Giunti sul posto, i poliziotti hanno avvertito forti urla provenire dall'appartamento. Raggiunto il terzo piano dello stabile, hanno trovato il 41enne, già noto alle forze dell'ordine, a torso nudo e in evidente stato di agitazione mentre inveiva contro i propri familiari.

Gli operatori hanno tentato di riportare la calma, frapponendosi tra l'uomo e i suoi congiunti per evitare ulteriori aggressioni. Secondo quanto riferito dalla Polizia, il 41enne avrebbe reagito opponendo resistenza e continuando a insultare i presenti.

Durante le fasi di contenimento avrebbe inoltre afferrato un quadro appeso al muro del corridoio per scagliarlo contro la madre.

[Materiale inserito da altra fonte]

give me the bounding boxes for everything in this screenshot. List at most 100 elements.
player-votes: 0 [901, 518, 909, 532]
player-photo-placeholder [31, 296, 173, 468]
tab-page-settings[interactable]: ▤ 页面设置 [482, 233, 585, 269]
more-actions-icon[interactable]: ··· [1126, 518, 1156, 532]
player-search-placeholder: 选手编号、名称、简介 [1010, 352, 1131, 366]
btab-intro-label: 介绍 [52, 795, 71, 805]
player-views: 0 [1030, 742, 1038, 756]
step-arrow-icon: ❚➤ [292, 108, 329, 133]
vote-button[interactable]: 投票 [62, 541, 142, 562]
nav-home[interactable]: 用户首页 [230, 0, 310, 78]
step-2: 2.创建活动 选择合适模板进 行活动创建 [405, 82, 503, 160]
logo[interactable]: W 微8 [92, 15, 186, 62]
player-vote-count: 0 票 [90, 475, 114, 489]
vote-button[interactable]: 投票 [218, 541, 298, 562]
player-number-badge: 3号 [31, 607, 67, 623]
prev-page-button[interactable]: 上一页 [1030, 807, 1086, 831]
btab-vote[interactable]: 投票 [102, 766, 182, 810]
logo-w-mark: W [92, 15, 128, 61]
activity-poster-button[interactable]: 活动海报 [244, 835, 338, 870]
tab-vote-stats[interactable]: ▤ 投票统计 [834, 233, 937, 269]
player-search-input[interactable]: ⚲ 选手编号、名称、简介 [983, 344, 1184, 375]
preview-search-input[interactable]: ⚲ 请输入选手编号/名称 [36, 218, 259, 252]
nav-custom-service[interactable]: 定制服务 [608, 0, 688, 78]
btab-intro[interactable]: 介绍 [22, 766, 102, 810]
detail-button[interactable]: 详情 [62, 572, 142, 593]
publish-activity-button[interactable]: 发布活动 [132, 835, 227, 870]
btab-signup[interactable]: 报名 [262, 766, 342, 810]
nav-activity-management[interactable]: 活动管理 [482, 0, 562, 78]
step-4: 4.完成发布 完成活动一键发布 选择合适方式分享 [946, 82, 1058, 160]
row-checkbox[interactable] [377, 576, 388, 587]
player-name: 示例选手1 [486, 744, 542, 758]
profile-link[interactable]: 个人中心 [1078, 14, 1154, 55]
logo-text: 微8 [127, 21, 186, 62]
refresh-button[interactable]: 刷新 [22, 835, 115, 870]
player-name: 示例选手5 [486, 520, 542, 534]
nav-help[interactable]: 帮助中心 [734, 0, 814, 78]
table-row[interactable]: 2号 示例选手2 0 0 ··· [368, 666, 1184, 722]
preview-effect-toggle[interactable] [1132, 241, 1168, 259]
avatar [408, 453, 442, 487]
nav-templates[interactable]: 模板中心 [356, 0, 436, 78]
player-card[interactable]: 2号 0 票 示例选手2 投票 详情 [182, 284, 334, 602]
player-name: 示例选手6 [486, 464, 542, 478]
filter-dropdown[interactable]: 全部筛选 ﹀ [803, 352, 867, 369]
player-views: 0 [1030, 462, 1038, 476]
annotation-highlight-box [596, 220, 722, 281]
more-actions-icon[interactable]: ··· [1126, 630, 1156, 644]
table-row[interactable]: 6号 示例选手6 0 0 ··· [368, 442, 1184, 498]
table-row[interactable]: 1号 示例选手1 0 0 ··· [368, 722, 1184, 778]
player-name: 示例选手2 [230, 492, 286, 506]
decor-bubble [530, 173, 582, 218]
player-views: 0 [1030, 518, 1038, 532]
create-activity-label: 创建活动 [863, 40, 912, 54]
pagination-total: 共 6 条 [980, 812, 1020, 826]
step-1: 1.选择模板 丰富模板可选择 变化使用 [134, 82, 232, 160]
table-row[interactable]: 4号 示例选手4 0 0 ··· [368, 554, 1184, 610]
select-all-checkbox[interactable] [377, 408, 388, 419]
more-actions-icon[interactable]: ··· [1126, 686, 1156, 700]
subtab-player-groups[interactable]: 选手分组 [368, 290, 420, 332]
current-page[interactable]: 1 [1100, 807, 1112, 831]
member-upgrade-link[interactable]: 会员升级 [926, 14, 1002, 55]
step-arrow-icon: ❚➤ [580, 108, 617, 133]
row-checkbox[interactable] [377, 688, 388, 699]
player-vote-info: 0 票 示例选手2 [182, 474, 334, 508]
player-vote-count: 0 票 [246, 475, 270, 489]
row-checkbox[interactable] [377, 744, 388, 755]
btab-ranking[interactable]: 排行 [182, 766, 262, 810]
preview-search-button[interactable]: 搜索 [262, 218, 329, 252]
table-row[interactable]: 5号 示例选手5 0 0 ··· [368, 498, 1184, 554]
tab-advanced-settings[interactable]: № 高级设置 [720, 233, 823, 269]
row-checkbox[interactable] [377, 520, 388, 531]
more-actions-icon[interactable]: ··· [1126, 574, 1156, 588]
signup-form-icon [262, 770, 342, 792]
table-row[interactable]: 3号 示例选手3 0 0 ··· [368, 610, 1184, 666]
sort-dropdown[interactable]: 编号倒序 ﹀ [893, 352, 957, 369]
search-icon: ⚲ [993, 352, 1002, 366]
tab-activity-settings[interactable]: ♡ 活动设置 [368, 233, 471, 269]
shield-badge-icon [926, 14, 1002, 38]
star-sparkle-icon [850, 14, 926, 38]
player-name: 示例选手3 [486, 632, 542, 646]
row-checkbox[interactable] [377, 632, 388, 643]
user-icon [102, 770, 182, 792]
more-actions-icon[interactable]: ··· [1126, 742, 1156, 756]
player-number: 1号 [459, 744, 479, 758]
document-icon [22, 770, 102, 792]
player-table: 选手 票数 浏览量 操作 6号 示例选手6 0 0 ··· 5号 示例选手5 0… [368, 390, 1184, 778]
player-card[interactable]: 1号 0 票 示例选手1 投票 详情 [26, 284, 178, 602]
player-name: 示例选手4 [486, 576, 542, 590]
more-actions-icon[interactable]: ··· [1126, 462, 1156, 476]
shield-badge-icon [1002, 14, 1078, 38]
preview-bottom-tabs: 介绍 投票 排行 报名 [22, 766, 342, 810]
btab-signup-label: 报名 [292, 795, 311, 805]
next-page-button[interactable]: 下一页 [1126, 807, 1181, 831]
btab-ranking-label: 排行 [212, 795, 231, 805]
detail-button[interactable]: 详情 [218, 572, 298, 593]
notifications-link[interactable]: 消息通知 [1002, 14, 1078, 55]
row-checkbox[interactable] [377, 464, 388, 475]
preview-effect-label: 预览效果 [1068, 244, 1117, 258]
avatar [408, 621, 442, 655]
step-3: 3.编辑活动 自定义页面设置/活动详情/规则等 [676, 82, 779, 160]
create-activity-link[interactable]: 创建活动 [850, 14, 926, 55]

L'intervento immediato di uno degli agenti, che è riuscito a bloccarne il braccio, ha impedito che l'oggetto colpisse la donna. Il quadro è finito a terra andando in frantumi.

L'uomo è stato quindi immobilizzato e accompagnato negli uffici della Questura, dove è stato richiesto anche l'intervento del personale sanitario del 118 per gli accertamenti sulle sue condizioni di salute.

Dalle testimonianze raccolte dagli investigatori sarebbe emerso un contesto di presunti maltrattamenti che andava avanti da circa due anni. Secondo la ricostruzione, il 41enne avrebbe rivolto con continuità minacce, ingiurie e violenze psicologiche nei confronti della madre, pretendendo ripetutamente somme di denaro. La donna, ormai esasperata, aveva presentato una denuncia ai Carabinieri proprio nella mattinata dello stesso giorno.

Gli accertamenti nelle banche dati hanno inoltre evidenziato numerosi precedenti penali e di polizia a carico dell'uomo per reati contro il patrimonio e la persona, oltre a precedenti interventi per liti in famiglia.

Informato il pubblico ministero di turno presso il Tribunale di Lecce, il 41enne è stato arrestato e trasferito nella Casa Circondariale "Borgo San Nicola", dove resta a disposizione dell'autorità giudiziaria.

⚖️ Presunzione di innocenza

Si ricorda che il procedimento penale è nella fase delle indagini preliminari e che la responsabilità degli indagati potrà essere accertata soltanto con una sentenza definitiva di condanna, nel rispetto del principio di presunzione di innocenza.